The mixing index achieved for different MLs at Re 30 has been presented in Fig. 12f. The secondary flows developed along the flow direction near the obstacles is shown in Fig. 12c. The intensity of vortices generated for serpentine microchannel with 100, 150 and 200 µm radius obstacle is more (Fig. 13c) as compared to previous cases and continues to be increasing. This leads improved mixing characteristics and reduced ML for serpentine microchannel with 200 µm radius semicircular obstacles.

In case of microchannels with obstacles, the growth in the mixing layer along the direction of flow is much better and accordingly uniform mixing has been observed in less mixing length. Figure 14 shows the images for vortices generation in serpentine microchannel with 150 µm radius obtained through experimentation which complement the computational images. As the size of semicircular obstacles increases from radius 50 µm to radius 200 µm, advection has also been increasing along with generation of secondary flows resulting in better growth in the mixing layer along the direction of flow and in turn better mixing is observed in shorter MLs.
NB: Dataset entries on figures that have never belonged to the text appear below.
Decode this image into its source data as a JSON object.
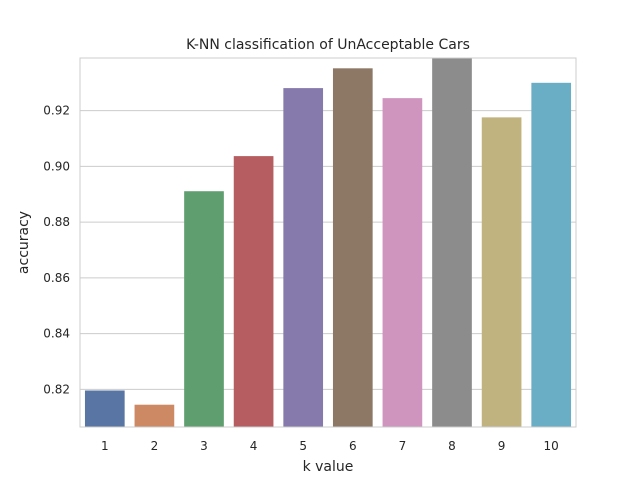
{
  "chart_data": {
    "type": "bar",
    "title": "K-NN classification of  UnAcceptable Cars",
    "xlabel": "k value",
    "ylabel": "accuracy",
    "categories": [
      "1",
      "2",
      "3",
      "4",
      "5",
      "6",
      "7",
      "8",
      "9",
      "10"
    ],
    "values": [
      0.8196,
      0.8145,
      0.8911,
      0.9037,
      0.9281,
      0.9352,
      0.9245,
      0.9389,
      0.9176,
      0.93
    ],
    "ylim": [
      0.8065,
      0.9389
    ],
    "yticks": [
      "0.82",
      "0.84",
      "0.86",
      "0.88",
      "0.90",
      "0.92"
    ],
    "grid": true,
    "legend": "none",
    "colors": [
      "#5975a4",
      "#cc8963",
      "#5f9e6e",
      "#b55d60",
      "#857aab",
      "#8d7866",
      "#d095bf",
      "#8c8c8c",
      "#c1b37f",
      "#6aaec5"
    ]
  }
}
Thus, ML in serpentine microchannels is observed to be least for 200 µm radius semicircular obstacle, followed by 150 and 100 µm radius semicircular obstacle and is the higher for 50 µm radius semicircular obstacle for all the considered Re. For all serpentine microchannels with semicircular obstacles, MLs required to achieve mixing index 1 are observed to be lesser in comparison to that for simple serpentine microchannels. This is due to advection and secondary flows developed near the obstacles as shown in Fig. 13.

Fig. 14
figure 14

Vortices generation near the obstacles (computational and experimental) at various Re for serpentine microchannel with 150 µm radius obstacles

4 Conclusions

The mixing performance of a simple serpentine microchannel and serpentine microchannel with semicircular obstacles having radius 150 µm has been studied using computational analysis with COMSOL Multiphysics software and experimental analysis. Further in the computational analysis, the semicircular obstacles size has been varied by considering the radius as 50, 100, 150, and 200 µm. The pressure drop is observed to be lesser for a simple serpentine microchannel and then for serpentine microchannel with 50 µm radius obstacle microchannel and the lower mixing length for attaining mixing index 1 is obtained with 200 µm obstacle in serpentine microchannel. The experiments are conducted by fabricating a simple serpentine microchannel and a serpentine microchannel with 150 µm semicircular obstacles. The mixing index and pressure drop analysis has been performed at Re = 0.28, 5, 10, 15, 20, and 30 and a good agreement has been observed between the computational and experimental results. The pressure drop for both the configurations is seen increasing with increase in the Re. The mixing lengths are observed to be lesser for Re = 0.28 and 30 and higher for Re = 10 for all the configurations of considered serpentine microchannels. The flow physics study clearly demonstrates the effect of diffusion at lower Re and generation of secondary flows due to advection at higher Re. Thus, this study justifies obtained results through experimentation as well as computational models.